The introspection helpers are also Effect values and support data-first and data-last usage.
| Function | Behavior |
|---|---|
Ability.possibleRulesFor |
Returns rules that may apply before field and condition checks. |
Ability.rulesFor |
Returns rules that may apply after field checks, but before condition checks. |
Ability.relevantRuleFor |
Returns the winning rule after field and condition checks. |
Ability.actionsFor |
Returns actions that have rules for a subject. |
Example
const rules = yield* Ability.rulesFor(ability, {
action: "update",
subject: "Post",
field: "title"
})
const rule = yield* Ability.relevantRuleFor(ability, {
action: "delete",
subject: "Post",
value: post
})
const actions = yield* ability.pipe(
Ability.actionsFor({
subject: "Post"
})
)possibleRulesFor, rulesFor, and actionsFor can fail with
SubjectDetectionError. relevantRuleFor can also fail with ConditionError.
AbilityExtra works with already-defined abilities and JSON-safe rules.
import {AbilityExtra} from "@nmnmcc/ability"
const packed = AbilityExtra.packRules(rules)
const unpacked = AbilityExtra.unpackRules(packed)packRules converts raw rules into compact tuples. unpackRules restores the
raw rule objects.
rulesToFields extracts scalar condition values from matching allow rules. This
is useful when creating initial values from authorization rules.
const defaults = yield* AbilityExtra.rulesToFields(ability, {
action: "read",
subject: "Post"
})For a rule with {conditions: {authorId: "u1"}}, the returned object includes
{authorId: "u1"}.
Use rulesToCondition when you own the logical query representation:
const condition = yield* AbilityExtra.rulesToCondition(
ability,
{
action: "read",
subject: "Post"
},
(rule) => rule.conditions ?? {},
{
and: (conditions) => ({$and: conditions}),
or: (conditions) => ({$or: conditions}),
not: (condition) => ({$not: condition}),
empty: () => ({})
}
)Use rulesToQuery for the built-in generic logical shape:
const query = yield* ability.pipe(
AbilityExtra.rulesToQuery(
{
action: "read",
subject: "Post"
},
(rule) => rule.conditions ?? {}
)
)Rule conversion callbacks may return plain values or Effects.

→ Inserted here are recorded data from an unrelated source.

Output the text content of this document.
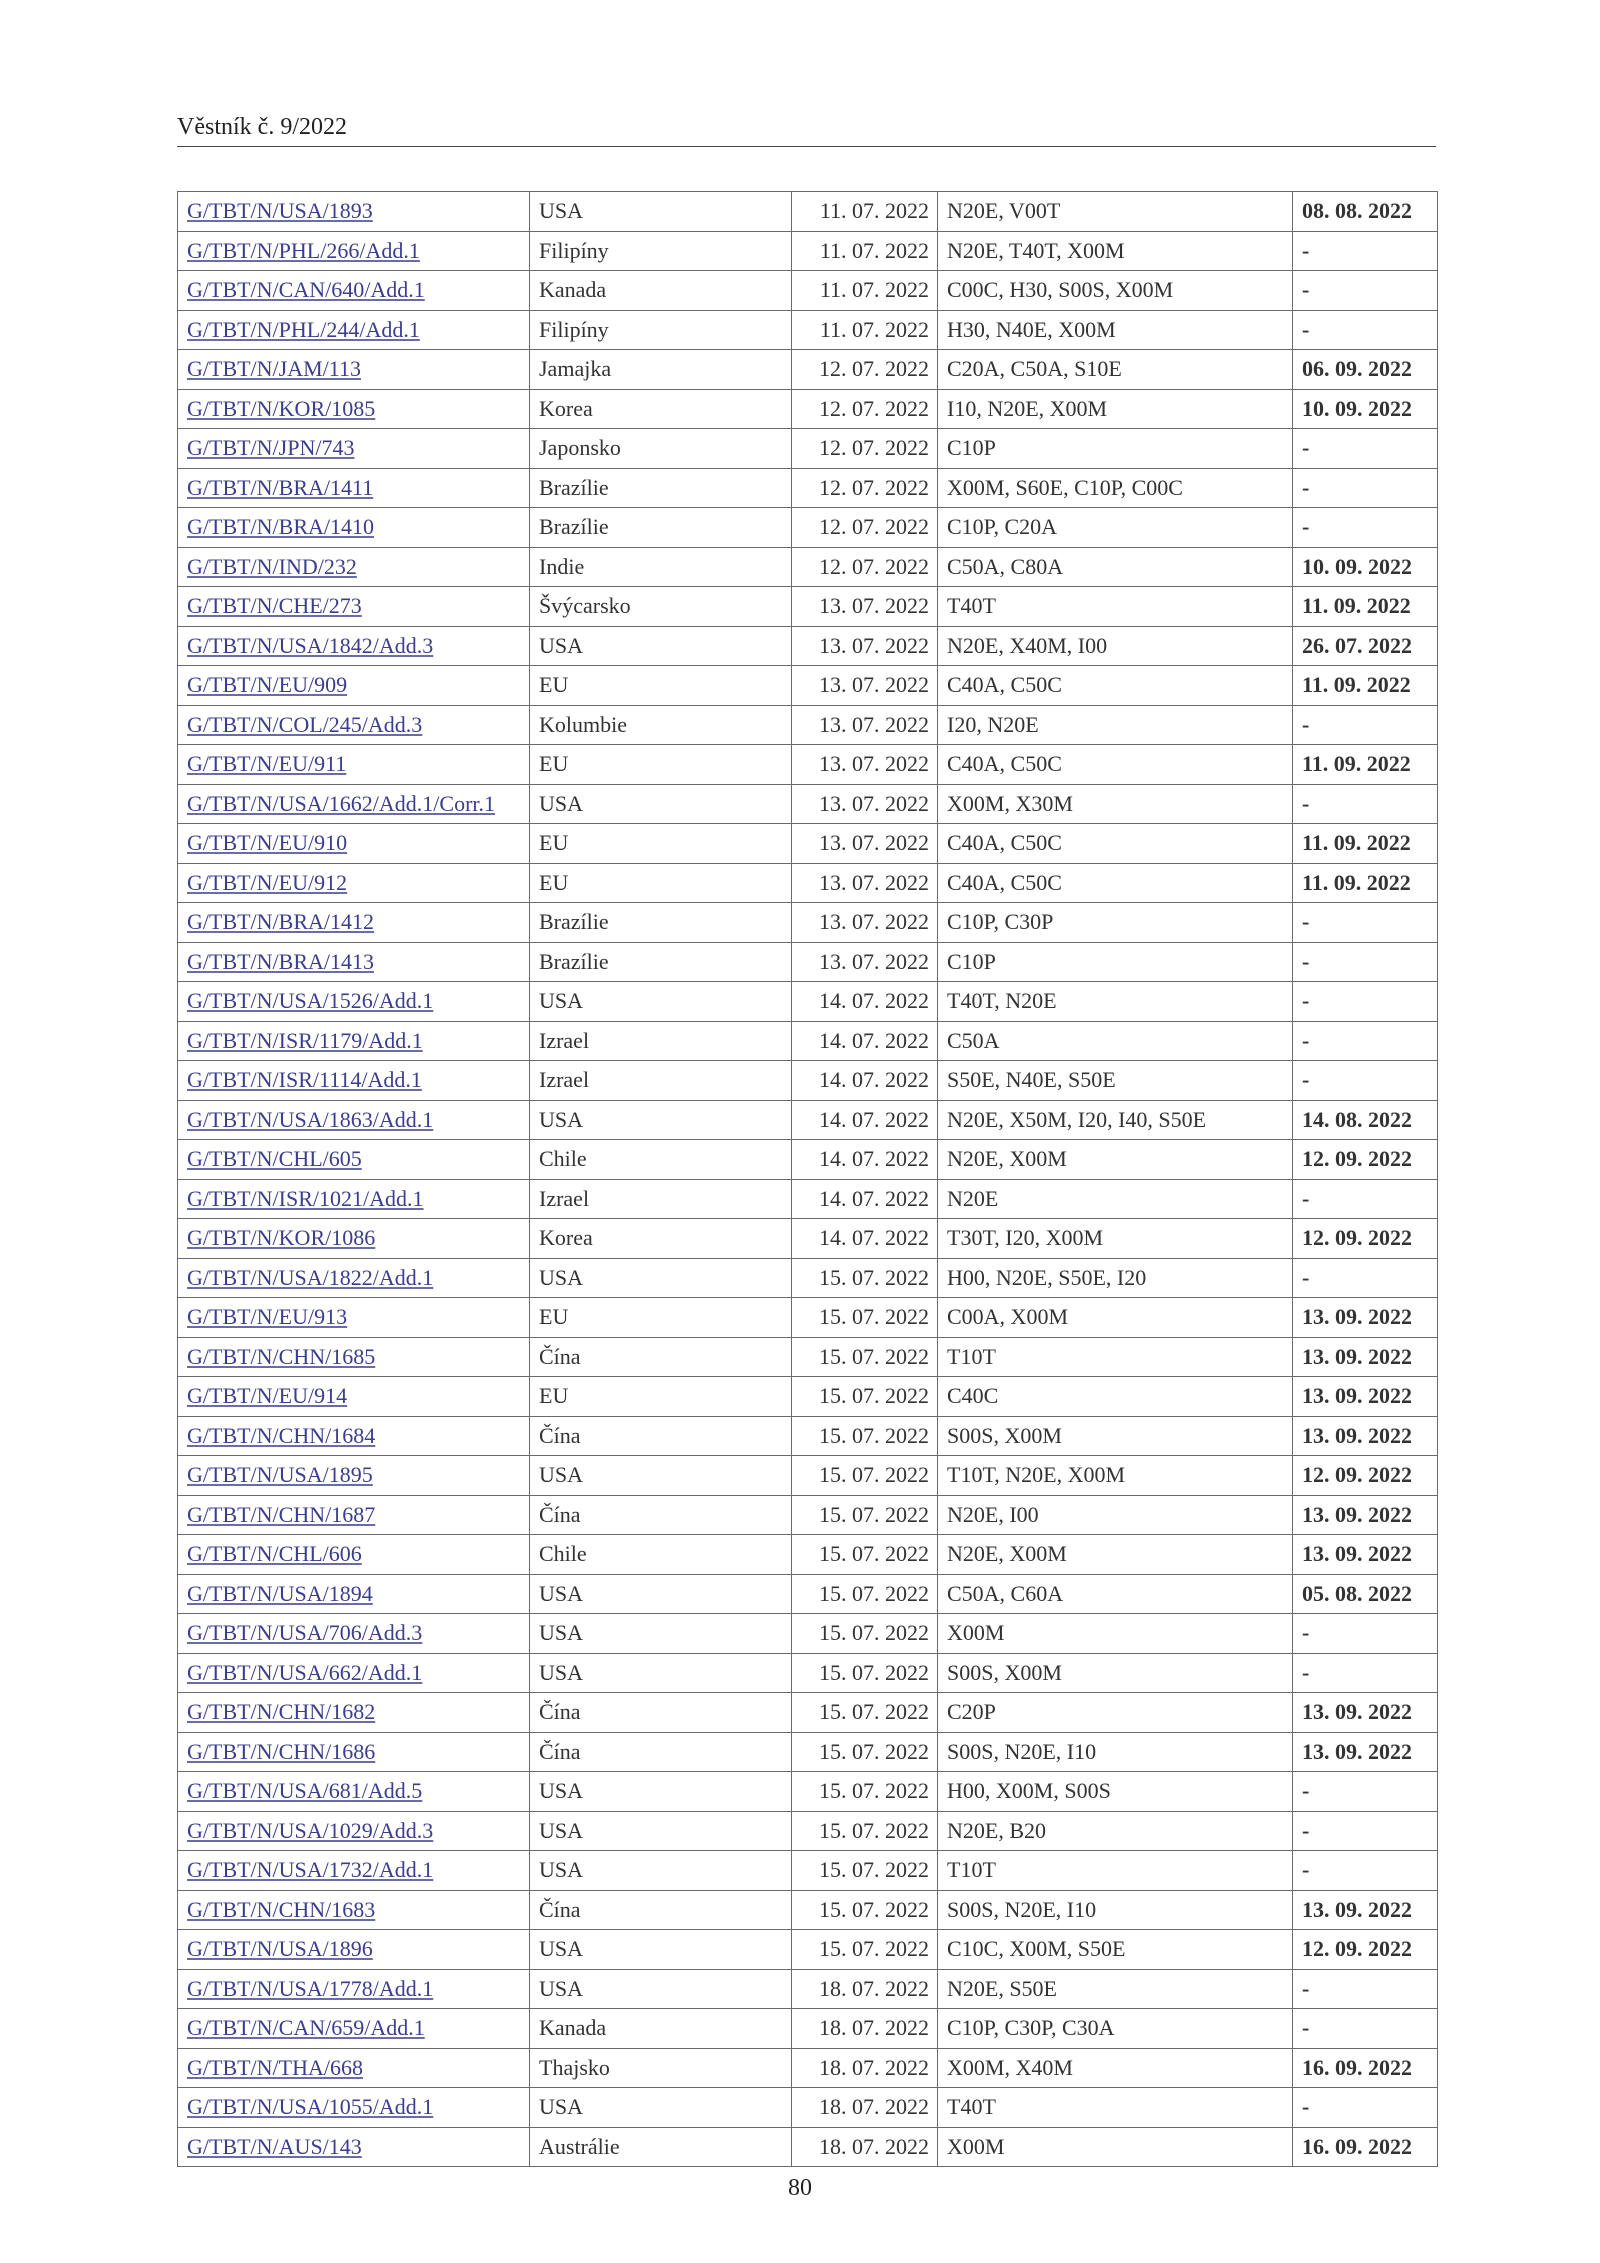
Věstník č. 9/2022
G/TBT/N/USA/1893	USA	11. 07. 2022	N20E, V00T	08. 08. 2022
G/TBT/N/PHL/266/Add.1	Filipíny	11. 07. 2022	N20E, T40T, X00M	-
G/TBT/N/CAN/640/Add.1	Kanada	11. 07. 2022	C00C, H30, S00S, X00M	-
G/TBT/N/PHL/244/Add.1	Filipíny	11. 07. 2022	H30, N40E, X00M	-
G/TBT/N/JAM/113	Jamajka	12. 07. 2022	C20A, C50A, S10E	06. 09. 2022
G/TBT/N/KOR/1085	Korea	12. 07. 2022	I10, N20E, X00M	10. 09. 2022
G/TBT/N/JPN/743	Japonsko	12. 07. 2022	C10P	-
G/TBT/N/BRA/1411	Brazílie	12. 07. 2022	X00M, S60E, C10P, C00C	-
G/TBT/N/BRA/1410	Brazílie	12. 07. 2022	C10P, C20A	-
G/TBT/N/IND/232	Indie	12. 07. 2022	C50A, C80A	10. 09. 2022
G/TBT/N/CHE/273	Švýcarsko	13. 07. 2022	T40T	11. 09. 2022
G/TBT/N/USA/1842/Add.3	USA	13. 07. 2022	N20E, X40M, I00	26. 07. 2022
G/TBT/N/EU/909	EU	13. 07. 2022	C40A, C50C	11. 09. 2022
G/TBT/N/COL/245/Add.3	Kolumbie	13. 07. 2022	I20, N20E	-
G/TBT/N/EU/911	EU	13. 07. 2022	C40A, C50C	11. 09. 2022
G/TBT/N/USA/1662/Add.1/Corr.1	USA	13. 07. 2022	X00M, X30M	-
G/TBT/N/EU/910	EU	13. 07. 2022	C40A, C50C	11. 09. 2022
G/TBT/N/EU/912	EU	13. 07. 2022	C40A, C50C	11. 09. 2022
G/TBT/N/BRA/1412	Brazílie	13. 07. 2022	C10P, C30P	-
G/TBT/N/BRA/1413	Brazílie	13. 07. 2022	C10P	-
G/TBT/N/USA/1526/Add.1	USA	14. 07. 2022	T40T, N20E	-
G/TBT/N/ISR/1179/Add.1	Izrael	14. 07. 2022	C50A	-
G/TBT/N/ISR/1114/Add.1	Izrael	14. 07. 2022	S50E, N40E, S50E	-
G/TBT/N/USA/1863/Add.1	USA	14. 07. 2022	N20E, X50M, I20, I40, S50E	14. 08. 2022
G/TBT/N/CHL/605	Chile	14. 07. 2022	N20E, X00M	12. 09. 2022
G/TBT/N/ISR/1021/Add.1	Izrael	14. 07. 2022	N20E	-
G/TBT/N/KOR/1086	Korea	14. 07. 2022	T30T, I20, X00M	12. 09. 2022
G/TBT/N/USA/1822/Add.1	USA	15. 07. 2022	H00, N20E, S50E, I20	-
G/TBT/N/EU/913	EU	15. 07. 2022	C00A, X00M	13. 09. 2022
G/TBT/N/CHN/1685	Čína	15. 07. 2022	T10T	13. 09. 2022
G/TBT/N/EU/914	EU	15. 07. 2022	C40C	13. 09. 2022
G/TBT/N/CHN/1684	Čína	15. 07. 2022	S00S, X00M	13. 09. 2022
G/TBT/N/USA/1895	USA	15. 07. 2022	T10T, N20E, X00M	12. 09. 2022
G/TBT/N/CHN/1687	Čína	15. 07. 2022	N20E, I00	13. 09. 2022
G/TBT/N/CHL/606	Chile	15. 07. 2022	N20E, X00M	13. 09. 2022
G/TBT/N/USA/1894	USA	15. 07. 2022	C50A, C60A	05. 08. 2022
G/TBT/N/USA/706/Add.3	USA	15. 07. 2022	X00M	-
G/TBT/N/USA/662/Add.1	USA	15. 07. 2022	S00S, X00M	-
G/TBT/N/CHN/1682	Čína	15. 07. 2022	C20P	13. 09. 2022
G/TBT/N/CHN/1686	Čína	15. 07. 2022	S00S, N20E, I10	13. 09. 2022
G/TBT/N/USA/681/Add.5	USA	15. 07. 2022	H00, X00M, S00S	-
G/TBT/N/USA/1029/Add.3	USA	15. 07. 2022	N20E, B20	-
G/TBT/N/USA/1732/Add.1	USA	15. 07. 2022	T10T	-
G/TBT/N/CHN/1683	Čína	15. 07. 2022	S00S, N20E, I10	13. 09. 2022
G/TBT/N/USA/1896	USA	15. 07. 2022	C10C, X00M, S50E	12. 09. 2022
G/TBT/N/USA/1778/Add.1	USA	18. 07. 2022	N20E, S50E	-
G/TBT/N/CAN/659/Add.1	Kanada	18. 07. 2022	C10P, C30P, C30A	-
G/TBT/N/THA/668	Thajsko	18. 07. 2022	X00M, X40M	16. 09. 2022
G/TBT/N/USA/1055/Add.1	USA	18. 07. 2022	T40T	-
G/TBT/N/AUS/143	Austrálie	18. 07. 2022	X00M	16. 09. 2022
80
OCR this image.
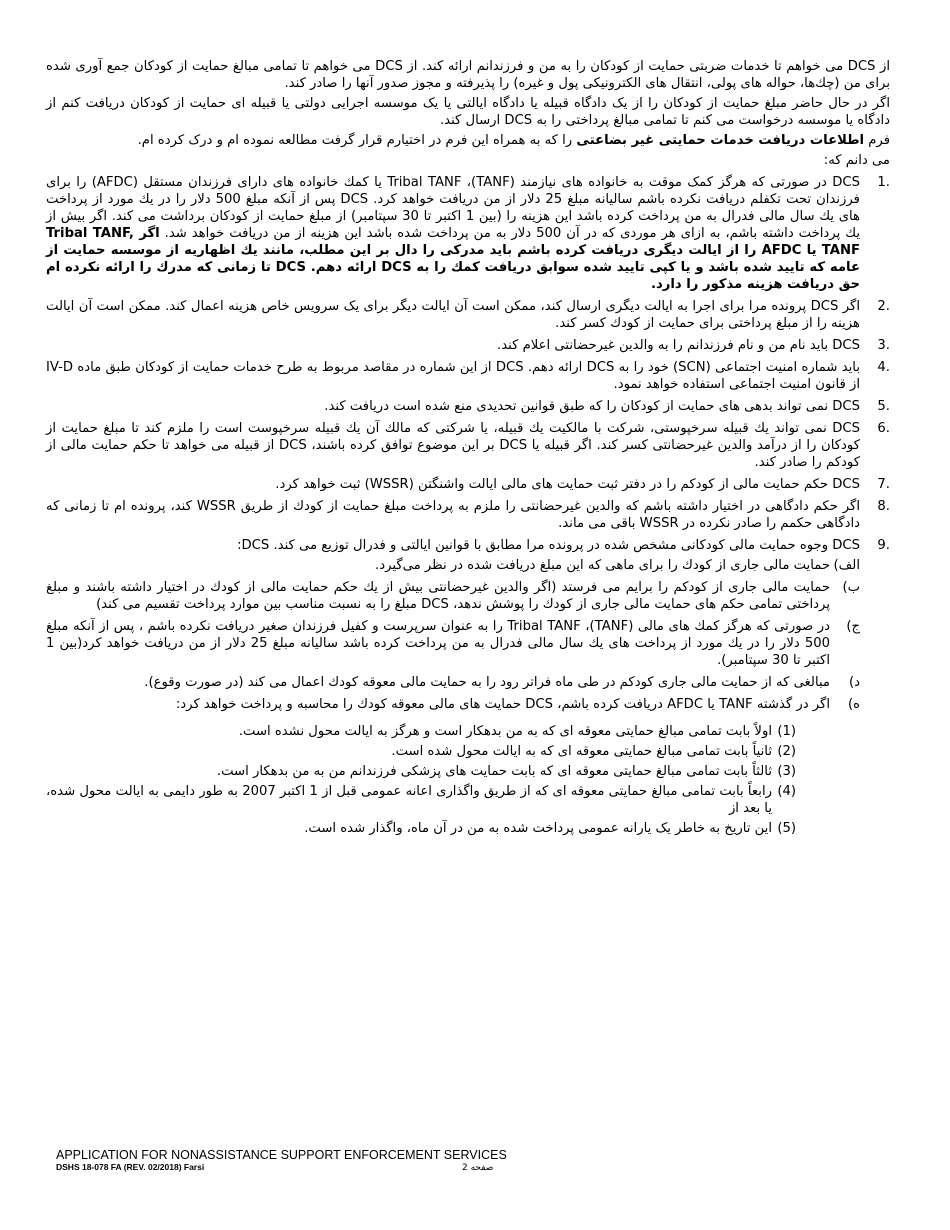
از DCS می خواهم تا خدمات ضربتی حمایت از کودکان را به من و فرزندانم ارائه کند. از DCS می خواهم تا تمامی مبالغ حمایت از کودکان جمع آوری شده برای من (چك‌ها، حواله های پولی، انتقال های الکترونیکی پول و غیره) را پذیرفته و مجوز صدور آنها را صادر کند.

اگر در حال حاضر مبلغ حمایت از کودکان را از یک دادگاه قبیله یا دادگاه ایالتی یا یک موسسه اجرایی دولتی یا قبیله ای حمایت از کودکان دریافت کنم از دادگاه یا موسسه درخواست می کنم تا تمامی مبالغ پرداختی را به DCS ارسال کند.

فرم اطلاعات دریافت خدمات حمایتی غیر بضاعتی را که به همراه این فرم در اختیارم قرار گرفت مطالعه نموده ام و درک کرده ام.

می دانم که:

1.
DCS در صورتی که هرگز کمک موقت به خانواده های نیازمند (TANF)، Tribal TANF یا کمك خانواده های دارای فرزندان مستقل (AFDC) را برای فرزندان تحت تکفلم دریافت نکرده باشم سالیانه مبلغ 25 دلار از من دریافت خواهد کرد. DCS پس از آنکه مبلغ 500 دلار را در یك مورد از پرداخت های یك سال مالی فدرال به من پرداخت کرده باشد این هزینه را (بین 1 اکتبر تا 30 سپتامبر) از مبلغ حمایت از کودکان برداشت می کند. اگر بیش از یك پرداخت داشته باشم، به ازای هر موردی که در آن 500 دلار به من پرداخت شده باشد این هزینه از من دریافت خواهد شد. اگر Tribal TANF, TANF یا AFDC را از ایالت دیگری دریافت کرده باشم باید مدرکی را دال بر این مطلب، مانند یك اظهاریه از موسسه حمایت از عامه که تایید شده باشد و یا کپی تایید شده سوابق دریافت کمك را به DCS ارائه دهم. DCS تا زمانی که مدرك را ارائه نکرده ام حق دریافت هزینه مذکور را دارد.
2.
اگر DCS پرونده مرا برای اجرا به ایالت دیگری ارسال کند، ممکن است آن ایالت دیگر برای یک سرویس خاص هزینه اعمال کند. ممکن است آن ایالت هزینه را از مبلغ پرداختی برای حمایت از کودك کسر کند.
3.
DCS باید نام من و نام فرزندانم را به والدین غیرحضانتی اعلام کند.
4.
باید شماره امنیت اجتماعی (SCN) خود را به DCS ارائه دهم. DCS از این شماره در مقاصد مربوط به طرح خدمات حمایت از کودکان طبق ماده IV-D از قانون امنیت اجتماعی استفاده خواهد نمود.
5.
DCS نمی تواند بدهی های حمایت از کودکان را که طبق قوانین تحدیدی منع شده است دریافت کند.
6.
DCS نمی تواند یك قبیله سرخپوستی، شرکت با مالکیت یك قبیله، یا شرکتی که مالك آن یك قبیله سرخپوست است را ملزم کند تا مبلغ حمایت از کودکان را از درآمد والدین غیرحضانتی کسر کند. اگر قبیله یا DCS بر این موضوع توافق کرده باشند، DCS از قبیله می خواهد تا حکم حمایت مالی از کودکم را صادر کند.
7.
DCS حکم حمایت مالی از کودکم را در دفتر ثبت حمایت های مالی ایالت واشنگتن (WSSR) ثبت خواهد کرد.
8.
اگر حکم دادگاهی در اختیار داشته باشم که والدین غیرحضانتی را ملزم به پرداخت مبلغ حمایت از کودك از طریق WSSR کند، پرونده ام تا زمانی که دادگاهی حکمم را صادر نکرده در WSSR باقی می ماند.
9.
DCS وجوه حمایت مالی کودکانی مشخص شده در پرونده مرا مطابق با قوانین ایالتی و فدرال توزیع می کند. DCS:
الف)
حمایت مالی جاری از کودك را برای ماهی که این مبلغ دریافت شده در نظر می‌گیرد.
ب)
حمایت مالی جاری از کودکم را برایم می فرستد (اگر والدین غیرحضانتی بیش از یك حکم حمایت مالی از کودك در اختیار داشته باشند و مبلغ پرداختی تمامی حکم های حمایت مالی جاری از کودك را پوشش ندهد، DCS مبلغ را به نسبت مناسب بین موارد پرداخت تقسیم می کند)
ج)
در صورتی که هرگز کمك های مالی (TANF)، Tribal TANF را به عنوان سرپرست و کفیل فرزندان صغیر دریافت نکرده باشم ، پس از آنکه مبلغ 500 دلار را در یك مورد از پرداخت های یك سال مالی فدرال به من پرداخت کرده باشد سالیانه مبلغ 25 دلار از من دریافت خواهد کرد(بین 1 اکتبر تا 30 سپتامبر).
د)
مبالغی که از حمایت مالی جاری کودکم در طی ماه فراتر رود را به حمایت مالی معوقه کودك اعمال می کند (در صورت وقوع).
ه)
اگر در گذشته TANF یا AFDC دریافت کرده باشم، DCS حمایت های مالی معوقه کودك را محاسبه و پرداخت خواهد کرد:
(1)
اولاً بابت تمامی مبالغ حمایتی معوقه ای که به من بدهکار است و هرگز به ایالت محول نشده است.
(2)
ثانیاً بابت تمامی مبالغ حمایتی معوقه ای که به ایالت محول شده است.
(3)
ثالثاً بابت تمامی مبالغ حمایتی معوقه ای که بابت حمایت های پزشکی فرزندانم من به من بدهکار است.
(4)
رابعاً بابت تمامی مبالغ حمایتی معوقه ای که از طریق واگذاری اعانه عمومی قبل از 1 اکتبر 2007 به طور دایمی به ایالت محول شده، یا بعد از
(5)
این تاریخ به خاطر یک یارانه عمومی پرداخت شده به من در آن ماه، واگذار شده است.
APPLICATION FOR NONASSISTANCE SUPPORT ENFORCEMENT SERVICES
DSHS 18-078 FA (REV. 02/2018) Farsi	صفحه 2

If a conversion
callback throws, the helper fails with QueryGenerationError.
This package uses the official CASL rule engine for indexing and Mongo-style condition matching, but it does not re-export CASL APIs.
Import CASL APIs from @casl/ability when you need them:
import {AbilityBuilder, createMongoAbility, subject} from "@casl/ability"
const {can, cannot, build} = new AbilityBuilder(createMongoAbility)
can("read", "Post")
cannot("delete", "Post", {published: true})
const caslAbility = build()
const canRead = caslAbility.can("read", subject("Post", post))ORM adapters and accessibleBy-style helpers are not implemented here. Use the
official CASL ecosystem packages for those integrations.